There have been a few case studies published that involve preserving digital objects using the cloud. Two are presented here.
Edward Iglesias – who just recently left Central Connecticut State University -- decided a few years ago to use Amazon S3 for storing their long-term archival masters for digital preservation purposes. After reviewing various options, they decided on Amazon S3 because the overall costs were lower than other options and it offered immediate access to archival files and provided redundant, geographically diverse storage. In evaluating their decision, they determined that using Amazon S3 for storage was a very good one for them and that the costs were low and there was no downtime in the first year of use (Iglesias & Meesangnil, 2010).
The Parliamentary Archives, Houses of Parliament, London, United Kingdom, adopted third-party cloud storage to use with their Preserivca Enterprise digital preservation system.
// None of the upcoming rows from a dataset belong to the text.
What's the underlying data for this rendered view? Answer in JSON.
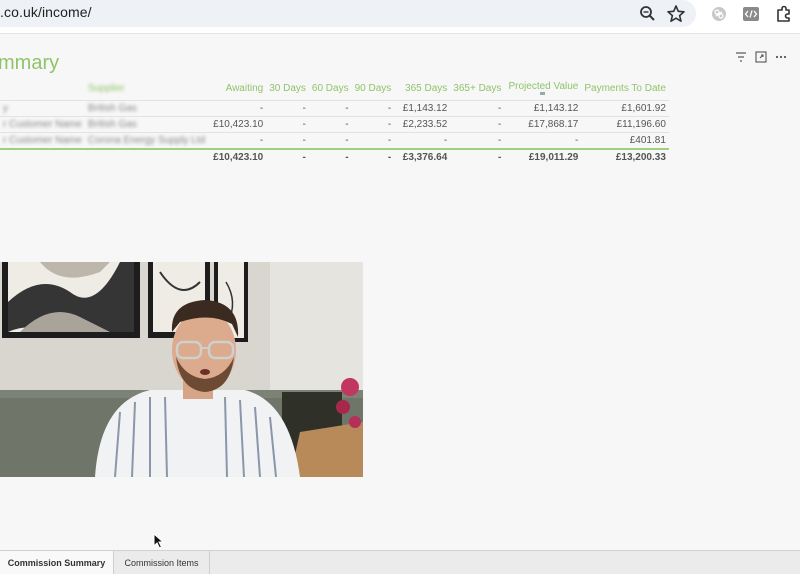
{
  "browser": {
    "url": ".co.uk/income/",
    "icons": [
      "zoom-icon",
      "bookmark-star-icon",
      "extension-link-icon",
      "extension-code-icon",
      "extensions-puzzle-icon"
    ]
  },
  "report": {
    "title": "mmary",
    "panel_icons": [
      "filter-icon",
      "expand-icon",
      "more-icon"
    ],
    "columns": {
      "col1": "",
      "col2": "Supplier",
      "awaiting": "Awaiting",
      "d30": "30 Days",
      "d60": "60 Days",
      "d90": "90 Days",
      "d365": "365 Days",
      "d365plus": "365+ Days",
      "projected": "Projected Value",
      "payments": "Payments To Date"
    },
    "rows": [
      {
        "col1": "y",
        "col2": "British Gas",
        "awaiting": "-",
        "d30": "-",
        "d60": "-",
        "d90": "-",
        "d365": "£1,143.12",
        "d365plus": "-",
        "projected": "£1,143.12",
        "payments": "£1,601.92"
      },
      {
        "col1": "r Customer Name",
        "col2": "British Gas",
        "awaiting": "£10,423.10",
        "d30": "-",
        "d60": "-",
        "d90": "-",
        "d365": "£2,233.52",
        "d365plus": "-",
        "projected": "£17,868.17",
        "payments": "£11,196.60"
      },
      {
        "col1": "r Customer Name",
        "col2": "Corona Energy Supply Ltd",
        "awaiting": "-",
        "d30": "-",
        "d60": "-",
        "d90": "-",
        "d365": "-",
        "d365plus": "-",
        "projected": "-",
        "payments": "£401.81"
      }
    ],
    "total": {
      "col1": "",
      "col2": "",
      "awaiting": "£10,423.10",
      "d30": "-",
      "d60": "-",
      "d90": "-",
      "d365": "£3,376.64",
      "d365plus": "-",
      "projected": "£19,011.29",
      "payments": "£13,200.33"
    }
  },
  "video": {
    "description_icon": "webcam-presenter"
  },
  "tabs": {
    "summary": "Commission Summary",
    "items": "Commission Items"
  },
  "colors": {
    "accent": "#8fc46a",
    "total_border": "#9fd07e"
  }
}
Although the Preservica Enterprise software is installed on a local server, most of the digital objects are stored in the cloud. Fryer and Brown’s case study explored some of the opportunities and challenges of using the cloud for digital preservation. One of the biggest challenges was how to deal with sensitive data. The Parliamentary Archives decided to keep sensitive data local while storing the bulk of their data, which is publicly accessible, using cloud storage. As mentioned, one of the risks associated with cloud computing is the cloud provider going out of business or otherwise doing something to make the digital objects in the cloud inaccessible. In order to minimize this risk, the Parliamentary Archives decided to store their data with two different cloud providers.
And, finally,
An exit strategy is important to consider when choosing to use a cloud computing service. Exit strategies are often neglected -- However, no solution lasts forever and the perfect solution today may not be in the future! It is important to ask if a library stores data in the cloud, but the cloud provider goes out of business, or raises their prices, or for whatever reason the library simply does not like its service any more, how does the library get its data back (Robinson, 2015)?
This is especially an issue when dealing with large amounts of data that might be stored for digital preservation. These questions should be addressed and answered when signing a contract if at all possible. If the library can’t negotiate with the provider (a small, single library will not likely have much leverage negotiating with Amazon or Google) it is important for the library to understand the terms of service and what they mean for the libraries’ ability to migrate to a different solution in the future. Librarians need to determine who owns the data that they enter into a cloud system, how they will store and manage their data in the cloud, and how they get their data back out. These issues can be even more pronounced in a PaaS or SaaS solution since the data may be intrinsically tied to the cloud application or platform.
In conclusion… ***
Digital preservation isn’t easy.
Although there are many technical threats to digital preservation, ultimately digital preservation is not merely a technological challenge. Policies and procedures need to be in place to ensure ongoing digital preservation.
Cloud Computing can be successfully and economically used for digital preservation in the appropriate situations. However, cloud computing platforms used for digital preservation should be routinely reviewed and revaluated.
Digital presentation is not something that can be done once and then forgotten about. Likewise, cloud computing is a quickly evolving technical field. Information professionals need to review both their digital preservation strategy and the applicability of cloud computing as part of that strategy on an ongoing basis.